I’m currently in the process of writing a little ditty with Ms. Reana Malori that per our writing challenge instructions is going to be a madcap, whimsical, romance (not quite verbatim but you get my point). We’ve gone back and forth about what type of characters we want and what all that “madcap, whimsical, romance” will look like and I’m totally in the groove. So much so, that my creative synapses started firing and stories began to clutter my marginally large head (okay it’s pretty big but my broad shoulders balance it out) and guess what I’ve discovered, when not prompted I seem to have lost my ability to create something whimsical.

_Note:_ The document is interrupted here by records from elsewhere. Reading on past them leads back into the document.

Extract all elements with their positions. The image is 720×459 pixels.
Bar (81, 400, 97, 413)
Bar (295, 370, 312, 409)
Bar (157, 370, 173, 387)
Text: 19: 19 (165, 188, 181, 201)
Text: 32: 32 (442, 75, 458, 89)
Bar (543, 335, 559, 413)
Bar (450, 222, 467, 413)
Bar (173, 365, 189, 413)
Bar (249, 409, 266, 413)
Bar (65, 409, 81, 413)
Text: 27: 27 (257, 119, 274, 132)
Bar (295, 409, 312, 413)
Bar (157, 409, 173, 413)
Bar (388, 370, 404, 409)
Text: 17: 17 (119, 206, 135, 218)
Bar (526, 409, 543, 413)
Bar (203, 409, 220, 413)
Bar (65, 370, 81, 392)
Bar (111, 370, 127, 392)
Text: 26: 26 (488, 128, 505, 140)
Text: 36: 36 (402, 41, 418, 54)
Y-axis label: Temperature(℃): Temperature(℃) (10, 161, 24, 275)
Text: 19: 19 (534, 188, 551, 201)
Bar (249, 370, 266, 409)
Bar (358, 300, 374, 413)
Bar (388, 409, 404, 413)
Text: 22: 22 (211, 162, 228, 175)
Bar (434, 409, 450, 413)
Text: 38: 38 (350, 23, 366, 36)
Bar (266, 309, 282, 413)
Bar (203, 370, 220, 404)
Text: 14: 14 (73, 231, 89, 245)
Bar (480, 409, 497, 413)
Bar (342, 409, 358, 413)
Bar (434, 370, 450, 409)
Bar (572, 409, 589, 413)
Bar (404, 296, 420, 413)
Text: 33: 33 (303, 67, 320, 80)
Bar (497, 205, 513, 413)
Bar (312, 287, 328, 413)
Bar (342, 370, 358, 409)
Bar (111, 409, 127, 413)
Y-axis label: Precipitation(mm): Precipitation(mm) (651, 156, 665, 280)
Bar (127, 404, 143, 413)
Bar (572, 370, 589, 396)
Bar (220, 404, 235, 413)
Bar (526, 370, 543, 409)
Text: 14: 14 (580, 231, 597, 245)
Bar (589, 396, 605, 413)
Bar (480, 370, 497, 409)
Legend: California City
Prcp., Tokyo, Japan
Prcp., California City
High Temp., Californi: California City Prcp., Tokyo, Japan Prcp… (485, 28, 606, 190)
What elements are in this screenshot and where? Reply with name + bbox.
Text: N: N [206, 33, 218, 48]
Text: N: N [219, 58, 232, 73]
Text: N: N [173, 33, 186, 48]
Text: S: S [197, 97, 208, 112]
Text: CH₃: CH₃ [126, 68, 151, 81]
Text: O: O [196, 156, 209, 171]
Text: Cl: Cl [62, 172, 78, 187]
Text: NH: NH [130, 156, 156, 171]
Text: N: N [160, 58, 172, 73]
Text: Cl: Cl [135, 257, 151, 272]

I start off pretty fun and then it’s as if I hop off the romantic comedy path and end up in the deep dark forest where shadows lurk and ghastly deeds are waiting to happen. I’ve got characters killing each other, and I’ve got societies turning in on themselves, and when I sit back and give it a hard stare I’ve noticed that what I’ve got is the reality of the world in which I live, and it really makes me feel like a Debbie Downer. Don’t get me wrong, I like the idea of creating something thoughtful, a piece of writing that causes the reader to reflect on the human condition (however I’m describing it), and feel moved. I appreciate that as a reader myself but I also want a little fun and a little bit of naughty.
So I’m sending up a flare and hoping through the process of writing this new challenge my whimsical will find its way back to me, and decide that it’s going to stay, at least for awhile.